- Location in Tipton County
- Coordinates: 40°22′17″N 85°55′34″W﻿ / ﻿40.37139°N 85.92611°W
- Country: United States
- State: Indiana
- County: Tipton

Government
- • Type: Indiana township

Area
- • Total: 34.82 sq mi (90.2 km^{2})
- • Land: 34.8 sq mi (90 km^{2})
- • Water: 0.02 sq mi (0.052 km^{2}) 0.06%
- Elevation: 863 ft (263 m)

Population (2020)
- • Total: 1,260
- • Density: 36.2/sq mi (14.0/km^{2})
- Time zone: UTC-5 (Eastern (EST))
- • Summer (DST): UTC-4 (EDT)
- ZIP codes: 46036, 46072, 46076
- Area code: 765
- GNIS feature ID: 454059

= Wildcat Township, Tipton County, Indiana =

Wildcat Township is one of six townships in Tipton County, Indiana, United States. As of the 2020 census, its population was 1,260 (down from 1,421 at 2010) and it contained 589 housing units.

==History==

It was originally part of the Miami Indian reservation until 1847, when the land was available for purchase by white settlers. However, the area had begun to be settled by white squatters as early as 1845. Early farmers traveled to Lafayette to sell farm animals like hogs. Wheat was sold in Peru and settlers traveled as far as Perkinsville to have access to a mill. The earliest religious congregation in the township, a Baptist denomination, was founded in the mid-nineteenth century.

==Geography==
According to the 2010 census, the township has a total area of 34.82 sqmi, of which 34.8 sqmi (or 99.94%) is land and 0.02 sqmi (or 0.06%) is water.

===Natural environment===

Historically, Wildcat Township is very flat. Prior to extensive white settlement, the area had forests with spicebush, dogwood, willow, elm, poplar, beech, sugar tree, ash, and linn. By the early 1900s, the majority of timber had been cut down. The soil is made of "deep, black vegetable mold," that sits on top of "impervious clay sub-soil" and is good for agriculture.

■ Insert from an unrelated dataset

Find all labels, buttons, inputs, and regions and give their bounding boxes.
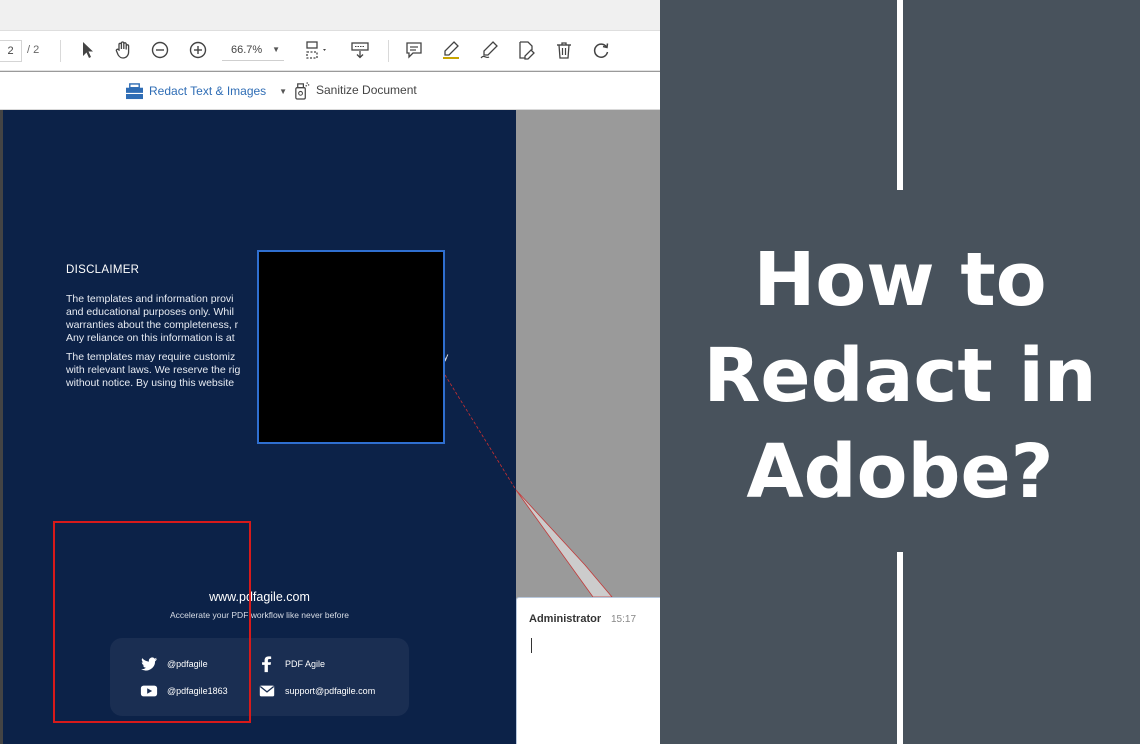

===Cities, towns, villages===
- Windfall

===Adjacent townships===
- Union Township, Howard County (north)
- Green Township, Grant County (northeast)
- Duck Creek Township, Madison County (east)
- Madison Township (south)
- Cicero Township (southwest)
- Liberty Township (west)
- Taylor Township, Howard County (northwest)

==Governance==
===Political districts===
- Indiana's 5th congressional district
- State House District 32
- State Senate District 20

==Education==
===Early history===

The first school in the township was built near Mud Creek in 1848. David Decker was the first teacher. After three years the school was abandoned. A second school was built in Windfall. A former settlement, called Pierce, was the site of the first frame school. Public schools became available in the community after 1855.

===Today===

Students in Wildcat Township attend Tri-Central Community Schools.

==Infrastructure==

===Transportation===

====Roads and highways====

The first road in the township was surveyed in 1849. It traveled southwest through the township towards Tipton. In 1851, a second road was built in the northern part of the township, traveling east to west. By 1855 the township had an extensive roadway system for the time period.

====Airports and landing strips====
- the former Zea Mays Airport

===Cemeteries===
The township contains these three cemeteries: Brookside, Salem and Wheeler.